Biophysics, especially Neurophysics and Advanced Microscopy
Faculty: Katsushi Arisaka

The Arisaka Lab is investigating brain-wide dynamics of sensory-motor integration, in order to understand how our brains perceive space-time and navigate wisely.  We are observing all 302 neurons of freely-navigating C. Elegans by newly developed ultra-fast 4D optical microscopes with Virtual Reality.   We also investigate human’s visual pathway, by combining Virtual Reality, eye motion tracking, and topographic EEG detections.  


High energy astrophysics and dark matter detection
Faculty: Rene Ong

There are two possible topics for summer research, depending the student's interest and background.

Project #1: Development and testing of high-speed scintillation counters. The GAPS balloon instrument is searching for antimatter as a possible signature for dark matter decays. UCLA is responsible for a large time-of-flight system that has precision timing.  The time-of-flight is measured by signals in long scintillation counters, read out by silicon-PMTs.  The research will consist of building the counters and studying their properties, testing the silicon-PMTs in a dark box to study their performance, and debugging the preamp electronics. The properties of the test counters will be compared to a detailed simulation of the detector components - the simulation work will require some knowledge of C++.

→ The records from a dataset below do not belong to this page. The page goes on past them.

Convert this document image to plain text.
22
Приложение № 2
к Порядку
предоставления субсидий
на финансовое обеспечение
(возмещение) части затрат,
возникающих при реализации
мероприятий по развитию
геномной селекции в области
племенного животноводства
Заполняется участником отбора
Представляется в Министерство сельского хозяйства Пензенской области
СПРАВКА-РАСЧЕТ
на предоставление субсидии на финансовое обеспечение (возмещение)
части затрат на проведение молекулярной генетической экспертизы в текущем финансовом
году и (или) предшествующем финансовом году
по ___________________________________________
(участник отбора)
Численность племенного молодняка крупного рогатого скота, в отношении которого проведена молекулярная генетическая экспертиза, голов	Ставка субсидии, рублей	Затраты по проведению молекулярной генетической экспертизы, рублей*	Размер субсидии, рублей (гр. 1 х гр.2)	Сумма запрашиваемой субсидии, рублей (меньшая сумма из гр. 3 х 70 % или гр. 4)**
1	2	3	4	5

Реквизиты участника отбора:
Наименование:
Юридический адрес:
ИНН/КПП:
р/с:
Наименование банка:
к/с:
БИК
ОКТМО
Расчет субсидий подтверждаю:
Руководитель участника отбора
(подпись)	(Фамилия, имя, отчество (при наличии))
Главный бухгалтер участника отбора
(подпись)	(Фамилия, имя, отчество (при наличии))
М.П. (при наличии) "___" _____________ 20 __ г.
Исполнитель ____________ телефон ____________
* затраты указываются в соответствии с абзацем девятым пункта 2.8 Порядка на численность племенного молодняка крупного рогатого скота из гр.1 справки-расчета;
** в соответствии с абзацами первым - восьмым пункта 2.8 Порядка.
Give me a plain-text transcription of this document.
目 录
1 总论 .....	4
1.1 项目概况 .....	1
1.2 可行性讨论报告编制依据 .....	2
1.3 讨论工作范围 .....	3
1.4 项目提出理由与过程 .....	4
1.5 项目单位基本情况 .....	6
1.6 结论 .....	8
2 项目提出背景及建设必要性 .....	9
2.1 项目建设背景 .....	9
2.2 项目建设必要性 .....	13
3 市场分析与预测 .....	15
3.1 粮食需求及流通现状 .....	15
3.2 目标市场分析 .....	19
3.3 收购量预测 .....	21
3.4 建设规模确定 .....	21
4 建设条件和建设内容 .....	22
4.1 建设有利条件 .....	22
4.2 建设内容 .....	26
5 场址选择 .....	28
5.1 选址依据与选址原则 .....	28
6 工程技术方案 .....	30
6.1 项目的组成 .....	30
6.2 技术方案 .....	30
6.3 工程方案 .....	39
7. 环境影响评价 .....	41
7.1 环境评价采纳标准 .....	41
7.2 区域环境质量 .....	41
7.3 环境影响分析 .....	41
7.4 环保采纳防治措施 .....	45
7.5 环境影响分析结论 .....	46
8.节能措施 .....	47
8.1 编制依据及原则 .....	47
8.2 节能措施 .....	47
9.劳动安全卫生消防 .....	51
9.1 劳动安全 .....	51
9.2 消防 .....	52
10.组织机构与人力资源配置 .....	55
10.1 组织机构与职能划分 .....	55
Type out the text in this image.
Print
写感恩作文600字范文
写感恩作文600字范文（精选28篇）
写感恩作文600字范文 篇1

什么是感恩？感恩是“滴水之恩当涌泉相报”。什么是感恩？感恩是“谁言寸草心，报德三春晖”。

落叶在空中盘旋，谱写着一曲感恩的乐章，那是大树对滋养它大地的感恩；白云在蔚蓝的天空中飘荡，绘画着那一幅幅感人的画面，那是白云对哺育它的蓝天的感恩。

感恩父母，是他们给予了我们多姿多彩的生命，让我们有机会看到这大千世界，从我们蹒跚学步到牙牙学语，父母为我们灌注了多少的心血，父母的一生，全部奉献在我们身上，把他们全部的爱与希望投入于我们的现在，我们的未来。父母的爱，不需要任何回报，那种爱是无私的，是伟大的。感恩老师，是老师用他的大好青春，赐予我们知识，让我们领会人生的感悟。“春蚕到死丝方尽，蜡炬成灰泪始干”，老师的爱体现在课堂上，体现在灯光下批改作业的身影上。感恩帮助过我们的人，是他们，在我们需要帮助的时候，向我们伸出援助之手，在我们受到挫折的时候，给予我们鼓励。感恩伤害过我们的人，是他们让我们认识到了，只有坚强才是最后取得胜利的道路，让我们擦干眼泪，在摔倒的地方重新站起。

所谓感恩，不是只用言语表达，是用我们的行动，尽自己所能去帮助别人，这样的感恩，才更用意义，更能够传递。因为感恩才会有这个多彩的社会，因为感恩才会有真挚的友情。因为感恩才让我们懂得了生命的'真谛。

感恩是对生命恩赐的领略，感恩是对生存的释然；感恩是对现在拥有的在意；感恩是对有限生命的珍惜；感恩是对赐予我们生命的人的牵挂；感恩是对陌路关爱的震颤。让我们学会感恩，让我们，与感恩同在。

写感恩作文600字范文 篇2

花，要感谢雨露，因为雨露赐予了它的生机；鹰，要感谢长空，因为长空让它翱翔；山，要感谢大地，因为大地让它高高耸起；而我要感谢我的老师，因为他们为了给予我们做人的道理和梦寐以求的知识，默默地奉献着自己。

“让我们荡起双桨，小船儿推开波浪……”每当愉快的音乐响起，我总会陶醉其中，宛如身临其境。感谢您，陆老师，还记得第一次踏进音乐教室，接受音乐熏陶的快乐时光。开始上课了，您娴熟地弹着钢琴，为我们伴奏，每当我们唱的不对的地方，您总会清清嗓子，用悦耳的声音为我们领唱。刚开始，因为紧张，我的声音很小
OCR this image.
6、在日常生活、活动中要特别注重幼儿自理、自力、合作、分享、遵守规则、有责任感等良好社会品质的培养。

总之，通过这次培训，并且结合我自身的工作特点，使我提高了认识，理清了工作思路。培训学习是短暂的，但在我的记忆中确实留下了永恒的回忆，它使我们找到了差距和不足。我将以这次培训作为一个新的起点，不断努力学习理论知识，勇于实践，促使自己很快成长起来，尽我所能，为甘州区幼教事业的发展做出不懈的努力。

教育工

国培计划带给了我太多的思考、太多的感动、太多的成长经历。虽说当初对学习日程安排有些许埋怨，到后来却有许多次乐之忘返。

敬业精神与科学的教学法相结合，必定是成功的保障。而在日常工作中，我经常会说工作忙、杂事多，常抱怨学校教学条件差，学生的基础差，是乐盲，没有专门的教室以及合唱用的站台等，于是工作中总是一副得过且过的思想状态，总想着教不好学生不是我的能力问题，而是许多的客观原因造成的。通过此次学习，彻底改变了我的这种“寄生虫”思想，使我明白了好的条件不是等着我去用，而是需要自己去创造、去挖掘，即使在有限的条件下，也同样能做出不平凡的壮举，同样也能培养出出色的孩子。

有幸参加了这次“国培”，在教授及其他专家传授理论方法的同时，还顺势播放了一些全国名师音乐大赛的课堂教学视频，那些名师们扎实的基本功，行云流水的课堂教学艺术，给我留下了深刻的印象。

BProject #2: Study of high-energy transient events in the VERITAS data. VERITAS is a ground-based gamma-ray telescopes that operates in the TeV energy range.  The project involves the analysis of data taken by VERITAS to study possible coincidence events between VERITAS and other multi-messenger facilities (e.g. IceCube) and to design and implement a blind search for rapid bursts of photons that are spatially coincident, to search for phenomena such as primordial black holes or astrophysics bursting sources.  Some knowledge of C++/Python would useful.


Astrophysics
Faculty: Steve Furlanetto

Project: Testing Theoretical Models of The First Galaxies. During the first several hundred million years of the Universe’s history, the very first luminous sources formed - exotic stars that seeded the later formation of galaxies. In this summer project, you’ll explore the properties of these early galaxies. With a combination of analytic galaxy models, mock observations, and advanced statistical techniques, you’ll use cutting-edge tools to examine how recent and forthcoming observations can constrain their properties and, most interestingly, whether they can find evidence for the exotic populations we expect.

Faculty: Smadar Naoz

Project: Gravitational Wave emission from binaries in globular clusters that hosts an intermediate-mass black hole. The project will focus on the long-term dynamical evolution of stellar black hole binaries in a globular cluster that host intermediate-mass black hole. It will entail running a large set of Monte-Carlo simulations and analyze them.
Knowledge of c programming Hamiltonian formalism is highly encouraged.